This morning the Council was briefed by the Office of Economic Development (OED) on its progress in drafting an MOU with OVG Partners, the winning bidder for the Key Arena renovation project.
Brian Surratt, Director of the OED, presented a timeline for the rest of the year on the MOU development and approval process.
Surratt expects to deliver a negotiated MOU to the Council by September 12. The Council Committee on Civic Arenas expects to meet on September 14th to begin its discussions on the MOU, though it will be interrupted while the Council focuses on budget deliberations between September 25 and November 20. While they may still have one meeting on the MOU during the budget process, they expect to pick it up again in earnest on November 27, and approve it as soon as December 4.
Surratt warned the Council that they won’t be able to put everything into the MOU, and noted that the all-important Transportation Management Plan will take an additional several months to complete — though they will detail the process for completing it in the MOU. Burgess observed that there is a tension between what’s in the MOU itself and what is in the “transaction documents” ( the transportation management plan, the lease agreement, etc.) that will follow. The issue is that once the MOU is done, the city loses much of its negotiation leverage. Surratt expects that much of the financial details will be in the MOU itself.
Surratt also noted that there is a hearing set for August 2nd to determine the historical landmark status for several of the buildings within the redevelopment site. Under questioning for Johnson, Surratt admitted that not every building that potentially qualifies for landmark status was submitted for review; Johnson pushed them to submit all the buildings so that they could have clarity on the controls and incentives that will apply to the buildings’ renovations.
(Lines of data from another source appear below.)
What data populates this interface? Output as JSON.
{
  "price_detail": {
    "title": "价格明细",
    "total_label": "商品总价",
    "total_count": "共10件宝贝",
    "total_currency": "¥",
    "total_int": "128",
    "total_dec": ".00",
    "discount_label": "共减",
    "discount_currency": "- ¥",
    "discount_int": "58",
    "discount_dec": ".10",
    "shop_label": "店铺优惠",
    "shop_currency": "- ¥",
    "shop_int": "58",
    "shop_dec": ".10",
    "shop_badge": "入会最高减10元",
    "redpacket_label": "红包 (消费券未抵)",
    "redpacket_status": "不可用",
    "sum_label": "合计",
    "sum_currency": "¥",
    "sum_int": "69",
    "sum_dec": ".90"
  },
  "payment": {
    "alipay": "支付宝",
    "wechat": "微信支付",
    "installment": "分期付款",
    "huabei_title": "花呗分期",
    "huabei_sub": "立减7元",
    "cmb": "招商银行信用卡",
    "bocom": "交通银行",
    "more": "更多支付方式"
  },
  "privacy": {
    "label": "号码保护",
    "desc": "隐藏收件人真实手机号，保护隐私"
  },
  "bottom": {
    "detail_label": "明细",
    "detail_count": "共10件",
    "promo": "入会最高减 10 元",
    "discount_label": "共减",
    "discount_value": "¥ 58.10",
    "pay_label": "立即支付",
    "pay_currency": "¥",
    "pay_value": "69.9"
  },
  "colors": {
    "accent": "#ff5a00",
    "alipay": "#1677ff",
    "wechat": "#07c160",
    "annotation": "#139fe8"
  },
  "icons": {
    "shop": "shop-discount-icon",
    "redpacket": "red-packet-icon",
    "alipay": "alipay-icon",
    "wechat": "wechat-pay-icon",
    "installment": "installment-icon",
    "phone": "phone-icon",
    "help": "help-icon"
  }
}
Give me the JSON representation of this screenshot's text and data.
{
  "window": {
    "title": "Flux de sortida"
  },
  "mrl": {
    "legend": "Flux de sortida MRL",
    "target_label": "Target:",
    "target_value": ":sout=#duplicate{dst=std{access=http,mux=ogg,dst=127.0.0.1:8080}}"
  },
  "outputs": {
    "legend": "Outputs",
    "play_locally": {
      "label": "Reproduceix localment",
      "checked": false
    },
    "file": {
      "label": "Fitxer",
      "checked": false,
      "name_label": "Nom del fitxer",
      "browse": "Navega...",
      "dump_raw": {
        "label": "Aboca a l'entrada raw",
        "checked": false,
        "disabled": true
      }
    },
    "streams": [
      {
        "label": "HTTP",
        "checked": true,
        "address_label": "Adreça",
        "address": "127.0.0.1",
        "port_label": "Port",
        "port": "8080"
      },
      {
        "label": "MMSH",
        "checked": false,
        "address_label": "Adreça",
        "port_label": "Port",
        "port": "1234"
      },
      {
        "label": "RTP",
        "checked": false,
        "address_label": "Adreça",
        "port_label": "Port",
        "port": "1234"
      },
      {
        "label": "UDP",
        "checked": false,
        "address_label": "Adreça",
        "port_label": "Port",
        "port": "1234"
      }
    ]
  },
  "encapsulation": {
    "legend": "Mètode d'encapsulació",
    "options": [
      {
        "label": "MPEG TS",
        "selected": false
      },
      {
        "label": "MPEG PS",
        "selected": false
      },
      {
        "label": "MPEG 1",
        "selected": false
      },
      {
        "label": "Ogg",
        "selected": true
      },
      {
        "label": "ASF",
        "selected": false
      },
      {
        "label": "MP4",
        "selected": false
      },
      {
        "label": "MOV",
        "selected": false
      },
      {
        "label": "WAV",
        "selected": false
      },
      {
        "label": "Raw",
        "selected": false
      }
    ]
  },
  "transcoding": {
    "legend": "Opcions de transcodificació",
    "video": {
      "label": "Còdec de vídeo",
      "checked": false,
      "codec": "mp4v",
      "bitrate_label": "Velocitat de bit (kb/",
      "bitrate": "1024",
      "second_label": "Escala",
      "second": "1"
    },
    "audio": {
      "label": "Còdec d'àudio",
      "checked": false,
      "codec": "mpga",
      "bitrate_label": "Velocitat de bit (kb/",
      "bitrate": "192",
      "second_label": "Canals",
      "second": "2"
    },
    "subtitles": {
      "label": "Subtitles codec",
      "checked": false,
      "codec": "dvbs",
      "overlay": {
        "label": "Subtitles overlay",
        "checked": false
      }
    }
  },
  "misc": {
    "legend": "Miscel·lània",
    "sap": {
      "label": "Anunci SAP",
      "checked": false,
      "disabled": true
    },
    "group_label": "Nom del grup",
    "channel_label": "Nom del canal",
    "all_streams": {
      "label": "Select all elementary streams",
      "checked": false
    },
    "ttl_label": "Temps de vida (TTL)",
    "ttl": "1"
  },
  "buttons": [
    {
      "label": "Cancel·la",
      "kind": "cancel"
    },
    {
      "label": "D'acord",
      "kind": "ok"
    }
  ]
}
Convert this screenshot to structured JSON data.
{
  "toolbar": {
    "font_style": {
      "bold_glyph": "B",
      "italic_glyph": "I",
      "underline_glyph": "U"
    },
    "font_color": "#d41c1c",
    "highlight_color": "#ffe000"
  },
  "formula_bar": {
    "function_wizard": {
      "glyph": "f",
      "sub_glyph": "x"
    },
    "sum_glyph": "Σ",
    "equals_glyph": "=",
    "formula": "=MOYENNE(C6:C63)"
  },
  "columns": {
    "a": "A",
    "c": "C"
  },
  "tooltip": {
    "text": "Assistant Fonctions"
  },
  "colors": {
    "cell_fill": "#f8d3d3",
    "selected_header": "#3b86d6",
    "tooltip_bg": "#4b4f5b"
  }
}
Committee co-chairs Juarez and Harrell, along with Burgess, made clear that they are working hard to learn from the mistakes made in the SODO Arena MOU process, In that case, the Mayor’s Office negotiated an agreement that was unacceptable to the Council and had to be re-negotiated. This time, the Council is getting regular briefings along the way, and some of their staff members are part of the city’s negotiating team.
There is also a team specifically tasked with keeping the Council well-informed through the negotiation process.
The city has hired several consultants to provide domain expertise during the negotiations. In addition, the Council is hiring its own financial consultant to give it independent advice.
Hopefully on September 12 the negotiating team will have an MOU that all parties are happy with.